DELEGATES to the Russian Congress of People's Deputies, making their way across the cobblestones of Red Square yesterday morning, passed between jeering Communist protesters waving flags of the defunct Soviet Union. At the gates of the Kremlin, a smaller crowd of supporters of Russian President Boris Yeltsin waited, chanting the name of their leader and holding placards backing reform.
The scene on the streets was matched inside the long, columned hall of the Grand Kremlin Palace where backers and foes of the Yeltsin government and its market reform policies squared off on the first day of what promises to be a stormy session of the country's supreme legislature.
Ruslan Khasbulatov, the parliament chairman and a fierce critic of Mr. Yeltsin's policies, issued a challenge to Yeltsin's effort to keep his vast emergency powers. Those powers, including the right to rule by decree, were granted by the last session of the Congress and have been the key instrument to push through tough reforms.
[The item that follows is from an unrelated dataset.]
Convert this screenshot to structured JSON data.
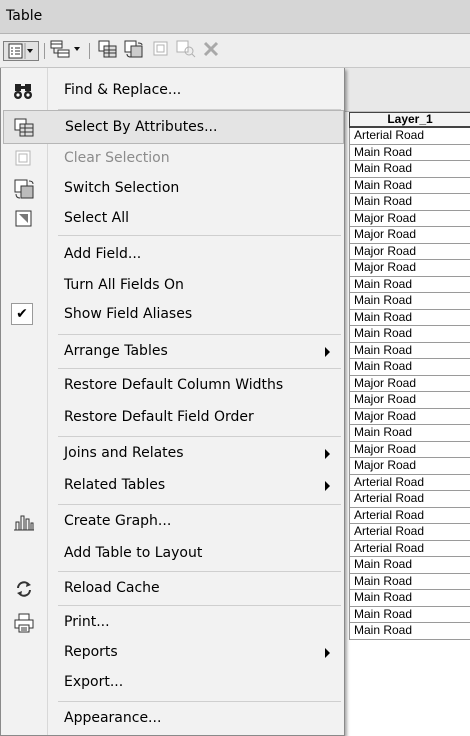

"Social and political tensions prevailing in nearly the entire country threaten to end in a collapse," Mr. Khasbulatov warned in his opening remarks yesterday. In an obvious jab at Yeltsin, he cautioned against "outside pressure or hints at using unconstitutional methods" to resolve the issues at the Congress. "In this Congress hall we need understanding; we need a dialogue and not a monologue, an agreement to joint work and compromise. This compromise is needed by the president more than by anybody else ," he said.
In the early hours of the session, pro- and anti-Yeltsin camps carried out tests of voting strength that are sure to be repeated in the days ahead. Yeltsin supporters failed badly in an attempt to rebuke Khasbulatov with a proposal to put a confidence vote in his leadership on the agenda.
The Yeltsin camp had to settle for a narrow victory in a vote on whether to place a no-confidence motion on the entire government on the agenda. That proposal, put forward by a conservative Communist leader, was rejected by 447 votes to 412. However the Congress voted overwhelmingly, by 635-274, to demand that Yeltsin personally give an account of the government's economic reforms to the body.
The Congress session, the first since the dissolution of the Soviet Union at the end of last year, plans to focus on several key issues beginning with the economic reforms, then moving to a vote on a new draft constitution for Russia to replace the existing Communist-era system and concluding with a debate on the function of the Commonwealth of Independent States.
The economic policy debate and the constitutional issue are closely intertwined in the eyes of both camps at the Congress. Those who seek to ease the pace of reforms and return to an approach which favors state-run industries, a view held by the parliament's leadership and many of its members, also favor a system which allocates more power to the legislature.
The Yeltsin camp has offered some compromises in the pace of reform, including the initial steps toward a reshuffle of the cabinet which would give industry leaders are greater role. But Yeltsin, as he made clear in a speech on Sunday, insists that he retain his emergency powers including the right to appoint cabinet members without parliamentary approval.
"The issues are tightly linked," says Pavel Bunich, a Yeltsin adviser and head of the association of entrepreneurs. "Since reforms will be discussed first, the reformers will be the first under fire.... Those who win the first battle will be better prepared to win the second one. I think the reformers will win by offering further concessions, concessions that are necessary but are not of principal value." Yeltsin began these compromises last week by stripping reform czar Yegor Gaidar of his title of fina nce minister. But as long as Mr. Gaidar controls reforms, "the ideology will remain unchanged," Bunich says.
Bunich and others are less sanguine about the prospects for passage of the draft constitution which many believe will be put off as it has been since it was first proposed in the fall of 1990. Yeltsin has proposed a number of amendments to the draft that would retain his strong presidential authority. While this move has the general backing of the democratic movement whose supporters make up about 400 deputies, even they are cautious.
"I think the president has enough powers," says Viktor Sheinis, a leader of the Democratic Russia movement.
Oleg Rumyantsev, the Social Democratic party leader who heads the Constitutional Commission which drafted the new document, has agreed to accept the Yeltsin amendments as temporary measures.
"There must be a strong president and strong parliament, but during the radical reform maybe the president must have more powers - but not in the constitution," he told reporters yesterday.
Much of the afternoon was devoted to heated discussion of the fighting in the former Soviet republic of Moldova between the Romanian majority government and the breakaway Russian-populated Dneister republic. Russian Vice President Alexander Rutskoi backed calls for the former Soviet 14th Army based there to intervene in defense of the Russians.